The Ukrainian money supply expanded by almost one third in 2020 – the largest growth in the last 12 years. Despite the crisis, the bulk of the growth was generated by an increase in deposits, mainly demand deposits. The absence of deposit outflows was one of the features that distinguished the COVID-19 crisis from other crises. At the same time, cash also expanded significantly. Stronger demand for the most liquid assets, which is a typical response by households to growing uncertainty during crises, was apparent in most countries.

The increase in domestic credit seen in 2020 was mainly due to large hryvnia borrowing by the government to finance the widened deficit. Last year demonstrated that an increase in the money supply to GDP ratio is not always accompanied by a ramp-up in lending to the private sector, and can be caused by other factors. Under an inflation targeting regime it is not the quantity of money in the economy that is important, but its value.

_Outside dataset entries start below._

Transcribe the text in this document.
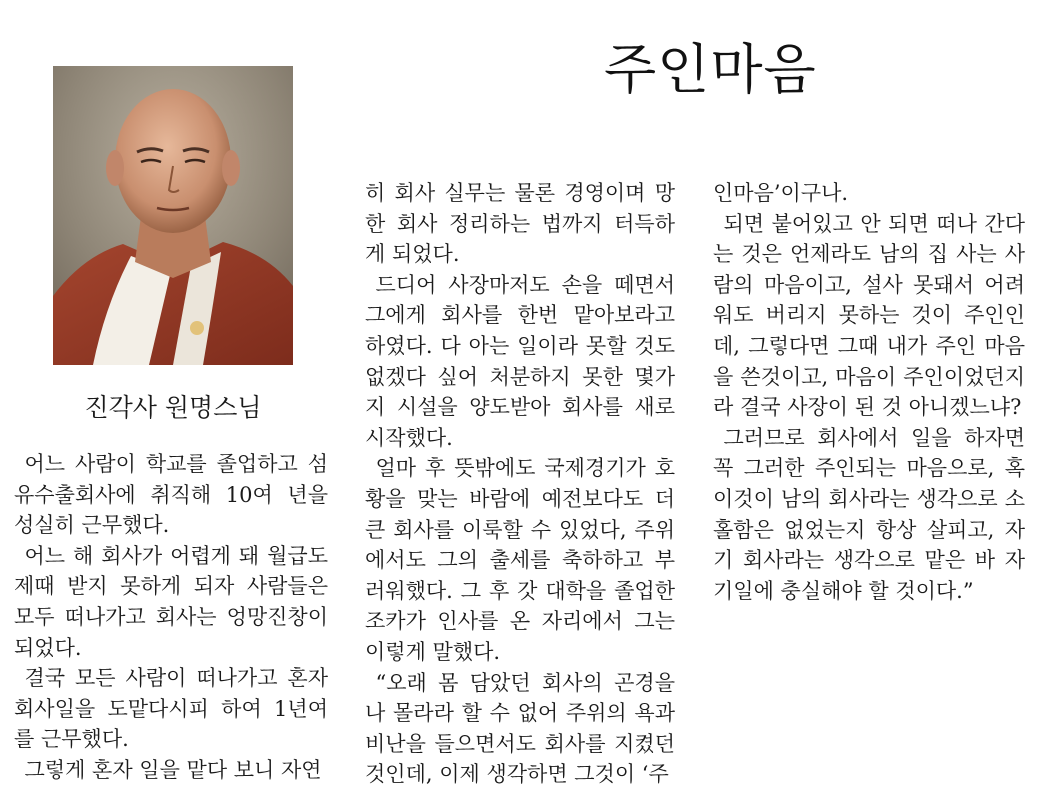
주인마음
진각사 원명스님

어느 사람이 학교를 졸업하고 섬유수출회사에 취직해 10여 년을 성실히 근무했다.

어느 해 회사가 어렵게 돼 월급도 제때 받지 못하게 되자 사람들은 모두 떠나가고 회사는 엉망진창이 되었다.

결국 모든 사람이 떠나가고 혼자 회사일을 도맡다시피 하여 1년여를 근무했다.

그렇게 혼자 일을 맡다 보니 자연

히 회사 실무는 물론 경영이며 망한 회사 정리하는 법까지 터득하게 되었다.

드디어 사장마저도 손을 떼면서 그에게 회사를 한번 맡아보라고 하였다. 다 아는 일이라 못할 것도 없겠다 싶어 처분하지 못한 몇가지 시설을 양도받아 회사를 새로 시작했다.

얼마 후 뜻밖에도 국제경기가 호황을 맞는 바람에 예전보다도 더 큰 회사를 이룩할 수 있었다, 주위에서도 그의 출세를 축하하고 부러워했다. 그 후 갓 대학을 졸업한 조카가 인사를 온 자리에서 그는 이렇게 말했다.

“오래 몸 담았던 회사의 곤경을 나 몰라라 할 수 없어 주위의 욕과 비난을 들으면서도 회사를 지켰던 것인데, 이제 생각하면 그것이 ‘주

인마음’이구나.

되면 붙어있고 안 되면 떠나 간다는 것은 언제라도 남의 집 사는 사람의 마음이고, 설사 못돼서 어려워도 버리지 못하는 것이 주인인데, 그렇다면 그때 내가 주인 마음을 쓴것이고, 마음이 주인이었던지라 결국 사장이 된 것 아니겠느냐?

그러므로 회사에서 일을 하자면 꼭 그러한 주인되는 마음으로, 혹이것이 남의 회사라는 생각으로 소홀함은 없었는지 항상 살피고, 자기 회사라는 생각으로 맡은 바 자기일에 충실해야 할 것이다.”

  • Estimating the Accuracy of Macroeconomic Forecasts

The NBU continued the practice, launched in 2019, of annual assessment of its macroeconomic forecasts and compared them with consensus forecasts, surveys of financial analysts, and the forecasts of other leading institutions for the period from 2016 to 2020. Among them were: the Ministry of Economy, Alfa Bank Ukraine, ICU, Dragon Capital, Raiffeisen Bank Aval, J.P. Morgan, OTP Bank, Goldman Sachs, the IMF.

The accuracy of the NBU’s forecasts on inflation, GDP, current account balance and the key policy rate was at or above the average forecasts of market participants. Errors were largely due to external shocks.

Compared to other central banks in the region (Czech Republic, Poland, Serbia, Hungary, Romania), the precision of the NBU’s forecasts also continues to be close to average. In particular, the accuracy of inflation and current account forecasts is above average across all countries, while the accuracy of the GDP forecast is somewhat lower.

The annual evaluation of forecast performance allows the NBU to adjust its tools if systematic errors are revealed and understand to what extent market participants rely on the NBU’s forecasts. More accurate macroeconomic forecasts significantly increase the effectiveness of the inflation targeting regime, as the effect of monetary policy tools is lagged by 9–18 months.

  • Possible SDR allocation by the IMF and the outcome for Ukraine

In June 2021, the IMF Executive Board will discuss allocating the equivalent of USD 650 billion in SDRs.  The SDR allocation will boost liquidity in low-income countries and EMs and help fight the COVID-19 pandemic. Moreover, it will contribute to the build-up of additional reserve buffers and significantly reduce the risks of global stagnation.

If such a decision is approved by the IMF Executive Board, Ukraine will receive SDR 1.9 billion (USD 2.7 billion), according to NBU estimates. The SDR allocation will boost Ukraine’s international reserves. Whether the funds can be used for other purposes will be additionally discussed. The funds from the previous SDR allocation (2009) increased Ukraine’s international reserves and were used to finance the budget deficit.